В эту ночь меня не допрашивают, а отправляют в полицейское управление на Бюксенштрассе. Там тюрьма, куда свозят и политических, и уголовников. Она расположена в центре города, но настолько загажена, что пользуется плохой репутацией и широко известна под названием «бюксенская помойка».
Прием заключенных начинается с предписанных инструкцией унижений, именуемых на служебном языке безобидным словом «формальности». Личный обыск — нечто значительно большее, чем просто раздевание. Отпечатки пальцев для картотеки с фотографиями преступников с первого раза, конечно, не удаются, и их приходится снимать вторично. Представители исполнительной власти — официальный язык не смог придумать лучшего определения для этого сорта людей, — раньше безработные и крестьянские сынки этой благословенной страны, теперь же полицейские в зеленых мундирах и в общем-то жалкие существа, воображают себя очень важными особами, грубо понукают и всячески торопят.

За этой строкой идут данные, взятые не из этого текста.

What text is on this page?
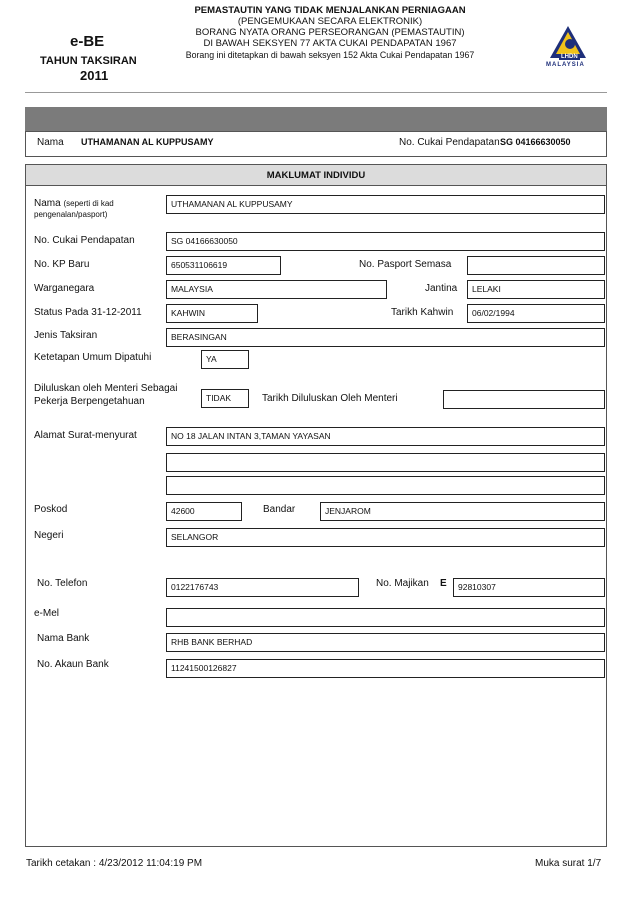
e-BE
TAHUN TAKSIRAN
2011
PEMASTAUTIN YANG TIDAK MENJALANKAN PERNIAGAAN
(PENGEMUKAAN SECARA ELEKTRONIK)
BORANG NYATA ORANG PERSEORANGAN (PEMASTAUTIN)
DI BAWAH SEKSYEN 77 AKTA CUKAI PENDAPATAN 1967
Borang ini ditetapkan di bawah seksyen 152 Akta Cukai Pendapatan 1967	LHDN
MALAYSIA
Nama UTHAMANAN AL KUPPUSAMY	No. Cukai Pendapatan SG 04166630050
MAKLUMAT INDIVIDU
Nama (seperti di kad
pengenalan/pasport)
UTHAMANAN AL KUPPUSAMY
No. Cukai Pendapatan	SG 04166630050
No. KP Baru	650531106619	No. Pasport Semasa
Warganegara	MALAYSIA	Jantina	LELAKI
Status Pada 31-12-2011	KAHWIN	Tarikh Kahwin	06/02/1994
Jenis Taksiran	BERASINGAN
Ketetapan Umum Dipatuhi	YA
Diluluskan oleh Menteri Sebagai
Pekerja Berpengetahuan	TIDAK	Tarikh Diluluskan Oleh Menteri
Alamat Surat-menyurat	NO 18 JALAN INTAN 3,TAMAN YAYASAN
Poskod	42600	Bandar	JENJAROM
Negeri	SELANGOR
No. Telefon	0122176743	No. Majikan E	92810307
e-Mel
Nama Bank	RHB BANK BERHAD
No. Akaun Bank	11241500126827
Tarikh cetakan : 4/23/2012 11:04:19 PM	Muka surat 1/7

Меня подталкивают к фотоаппарату.
— Что вы таращите, как идиотка, глаза, — кричит фотограф, — смотрите прямо перед собой.

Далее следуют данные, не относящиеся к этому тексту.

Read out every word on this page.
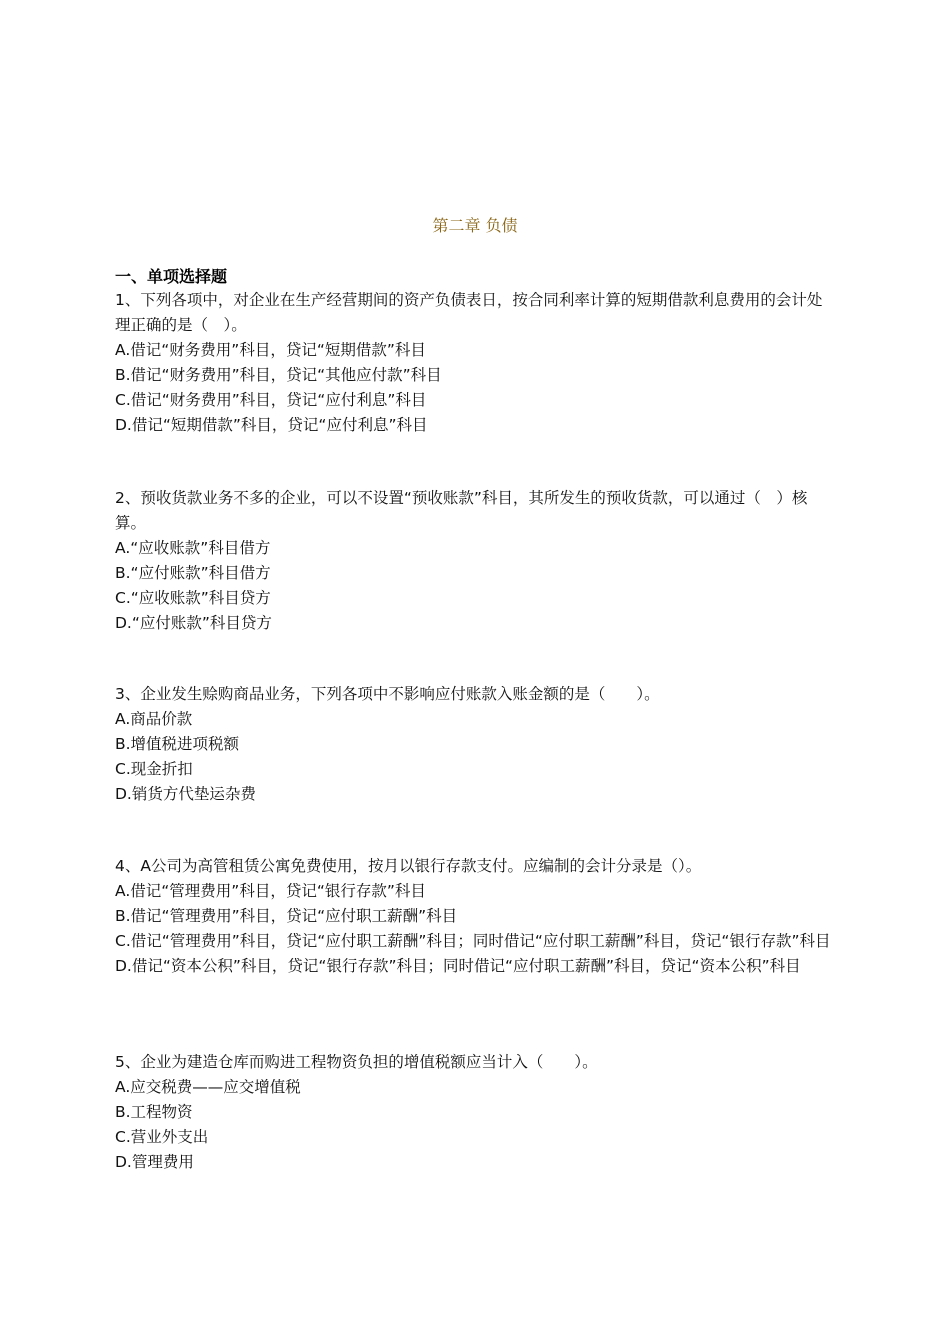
第二章 负债
一、单项选择题

1、下列各项中，对企业在生产经营期间的资产负债表日，按合同利率计算的短期借款利息费用的会计处理正确的是（　）。

A.借记“财务费用”科目，贷记“短期借款”科目

B.借记“财务费用”科目，贷记“其他应付款”科目

C.借记“财务费用”科目，贷记“应付利息”科目

D.借记“短期借款”科目，贷记“应付利息”科目

2、预收货款业务不多的企业，可以不设置“预收账款”科目，其所发生的预收货款，可以通过（　）核算。

A.“应收账款”科目借方

B.“应付账款”科目借方

C.“应收账款”科目贷方

D.“应付账款”科目贷方

3、企业发生赊购商品业务，下列各项中不影响应付账款入账金额的是（　　）。

A.商品价款

B.增值税进项税额

C.现金折扣

D.销货方代垫运杂费

4、A公司为高管租赁公寓免费使用，按月以银行存款支付。应编制的会计分录是（）。

A.借记“管理费用”科目，贷记“银行存款”科目

B.借记“管理费用”科目，贷记“应付职工薪酬”科目

C.借记“管理费用”科目，贷记“应付职工薪酬”科目；同时借记“应付职工薪酬”科目，贷记“银行存款”科目

D.借记“资本公积”科目，贷记“银行存款”科目；同时借记“应付职工薪酬”科目，贷记“资本公积”科目

5、企业为建造仓库而购进工程物资负担的增值税额应当计入（　　）。

A.应交税费——应交增值税

B.工程物资

C.营业外支出

D.管理费用
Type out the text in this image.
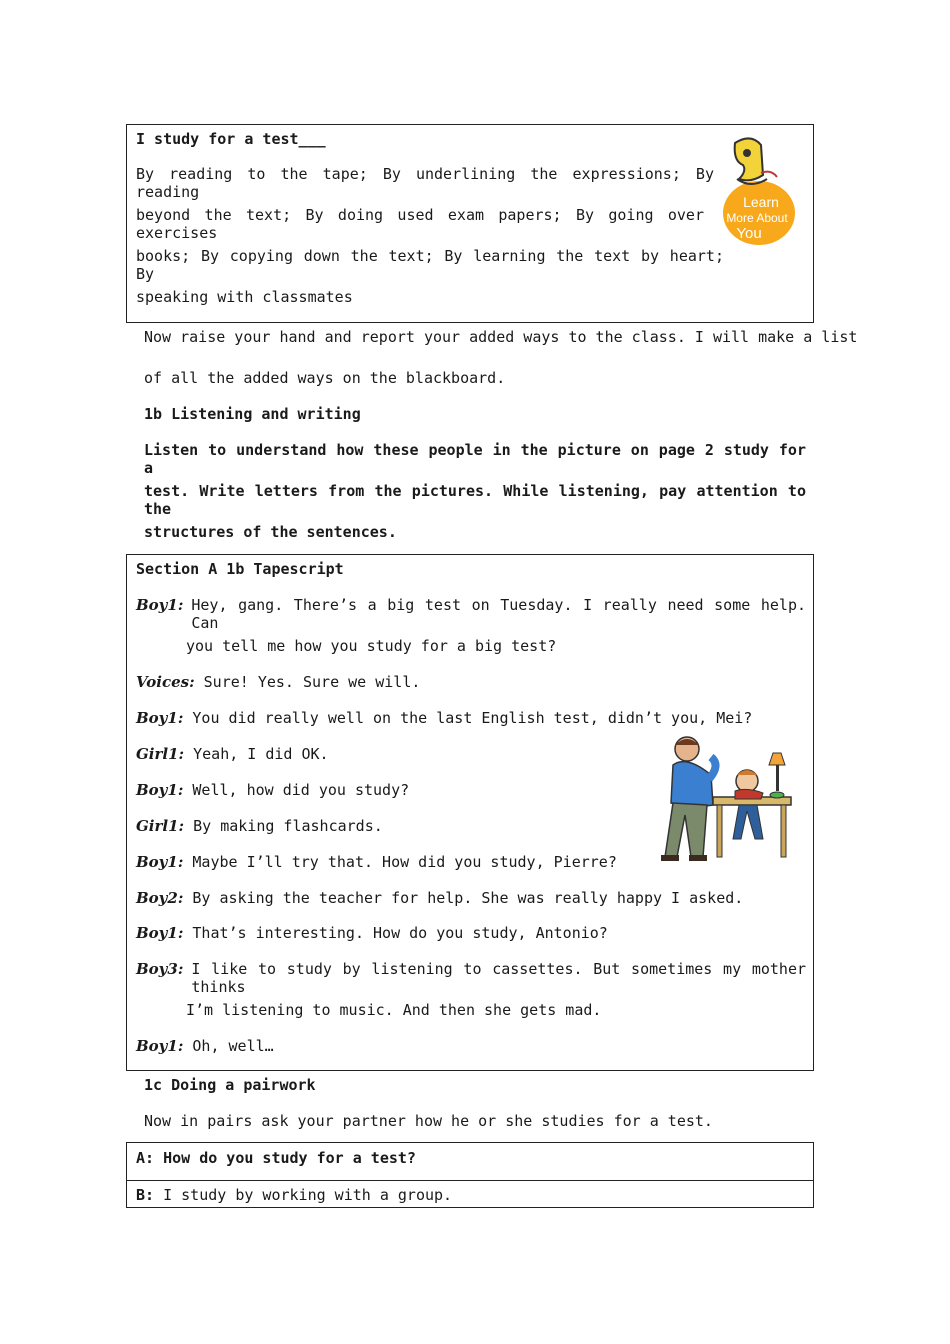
I study for a test___
By reading to the tape; By underlining the expressions; By reading
beyond the text; By doing used exam papers; By going over exercises
books; By copying down the text; By learning the text by heart; By
speaking with classmates
Learn
More About
You
Now raise your hand and report your added ways to the class. I will make a list
of all the added ways on the blackboard.
1b Listening and writing
Listen to understand how these people in the picture on page 2 study for a
test. Write letters from the pictures. While listening, pay attention to the
structures of the sentences.
Section A 1b Tapescript
Boy1: Hey, gang. There’s a big test on Tuesday. I really need some help. Can
you tell me how you study for a big test?
Voices: Sure! Yes. Sure we will.
Boy1: You did really well on the last English test, didn’t you, Mei?
Girl1: Yeah, I did OK.
Boy1: Well, how did you study?
Girl1: By making flashcards.
Boy1: Maybe I’ll try that. How did you study, Pierre?
Boy2: By asking the teacher for help. She was really happy I asked.
Boy1: That’s interesting. How do you study, Antonio?
Boy3: I like to study by listening to cassettes. But sometimes my mother thinks
I’m listening to music. And then she gets mad.
Boy1: Oh, well…
1c Doing a pairwork
Now in pairs ask your partner how he or she studies for a test.
A: How do you study for a test?
B: I study by working with a group.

Я смотрю прямо в пустое, перекошенное злобной усмешкой лицо, олицетворение казенного бездушия, лицо «молодой Германии».
Потом меня отводят в камеру к двум женщинам. Тем временем наступил вечер. Железные койки отвинчиваются от стен, а белье — его по утрам выносят, а вечером возвращают — уже на столе. В камере воняет хлором из параши и давно немывшимися людьми. Женщины почти не обращают на меня внимания. Стою здесь как непрошеный гость. В глазок двери время от времени подсматривают шпионящие надзиратели, серые подкарауливающие маски, пристальные взгляды. Иногда дверь открывается, и полицейский заглядывает внутрь. Любопытство вызывает «новенькая», «новенькая» — это я. Сажусь у стола спиной к двери, чтобы не видеть глазок. Железный стол и железная табуретка наглухо привинчены к полу. Доска стола вся от края до края исцарапана сентиментальными излияниями, уверениями в невиновности и мольбами к богу о помощи. Я обхватываю руками голову и пытаюсь думать. Женщины стоят у своих коек и тихо разговаривают друг с другом. К их беседе я не прислушиваюсь. Меня мучает неизвестность: удалось ускользнуть другу Германа или он тоже арестован? Я должна неторопливо все обдумать, быть готовой к защите. В любую минуту могут вызвать на допрос.
Однако вызывают меня лишь по истечении трех бесконечно долгих дней. В тюремной машине зеленого цвета, ее прозвали «зеленой Минной», меня везут в гестапо. На улице тепло. Сияет первое весеннее солнце. Сквозь узкую щель в окне возле сиденья водителя я на какое-то мгновение вижу озаренный солнцем мир, чувствую приближение весны. Даже через это крохотное отверстие я ощущаю в пестроте быстро мелькающих картин радостное настроение. Улицы полны людей. В движущейся толпе ярко выделяются первые весенние светлые платья, в скверах детские коляски, на деревьях и кустарниках первый нежный зеленый пушок, на всем печать радостного и счастливого возбуждения. Никогда я не знала, что мир может быть так прекрасен. Я могла бы потрогать его рукой, между ним и мной лишь тонкая стенка автомобильного кузова. Но как недосягаемо далек он.